I would develop selective hearing when she is around. Hmmmmmmm......I'm sorry did you ask something? What was that? I'm having problems understanding you? Did you just offer to set the table and do the dinner dishes??

Elizabeth's picture

I should qualify that at the time she was asking these questions she was NOT 21, but they did continue until she moved out of our house at age 15, so up until then. She probably continues to do it at BM's house but luckily I don't have to hear it.

Elizabeth's picture

I tried not bothering to answer because DH didn't like the answers I was giving, but then he would get mad at me for "ignoring" his princess and making her feel "unwelcome."

Elizabeth's picture

See above. SD would complain to DH, he would get mad at me being "mean" or "rude" if I did answer her or ignore her. No wins here.

Tuff Noogies's picture

ah the all-too-familiar double standard....

*sigh*

got nothing for ya liz, but i toootttally get the same things from both skids and dh

Hanny's picture

I agree, why wouldn't you have said same thing to her that you would say to your kids?

Unfreakingreal's picture

The fact that a 21 year old would even ask such stupid shit leads me to believe that there is something wrong with her?!?!?

Is there?

Shaman29's picture

Controlling mini-wife. Daddy protects her from mean ol' stepmother.

What SD21 and OP's H need is a boots in the ass.

Shaman29's picture

My mother used to give us bread for dinner as punishment, if we walked in and asked such a dumb question.

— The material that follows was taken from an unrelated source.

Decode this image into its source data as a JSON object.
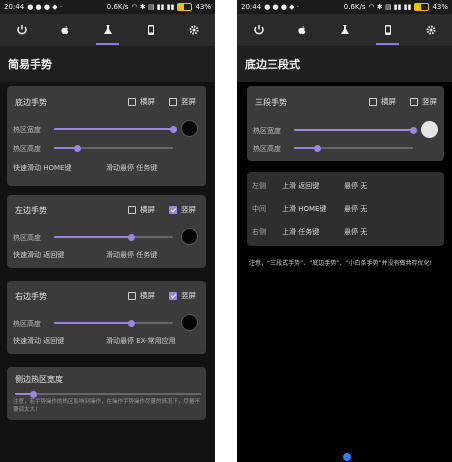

Now if we walked in and asked if we could help, she would tell us what she was making and give us a task or show us how to cook the meal.

askYOURdad's picture

I either answer stupid questions with a question or an equally stupid answer.

DaizyDuke's picture

I can never get over the amount of teenagers and adults that I read about here, who reading the blog, I think "Wow, this kid acts just like BS4" I mean I have never seen so many toddler brains in adult bodies in all my life.

SD16 is a pain in the ass, but thankfully she is not THIS bad, because I would seriously flip my shit!

attempting_to_maintain_composure's picture

>>>1. I don't know. He pulled out the tracking device I had implanted. He could be anywhere by now.<<<

I'm going to borrow this. SD14 asks me regularly where FDH is if she doesn't see him within five seconds of entering a room.

Shaman29's picture

Pick up your phone and hit a few button. Tell your skid to listen for screaming because you just activated his shock collar.

Mercury's picture

I've contemplated answering like this:

Glare at skid for at least five seconds and then say "Look, I know you got stuck with half of your mom's DNA but maybe if you work really hard at it, you can eventually overcome your deficiencies: #1 Observe your surroundings #2 Give your brain a few minutes to process what you are seeing before you open your mouth. These two simple steps will serve you well in even the most difficult situations."

But I don't say that. I just ignore them. If DH is around he's quick to answer. He's probably so thrilled that they are even talking at all that he doesn't notice how stupid they sound. His kids have no social skills at all.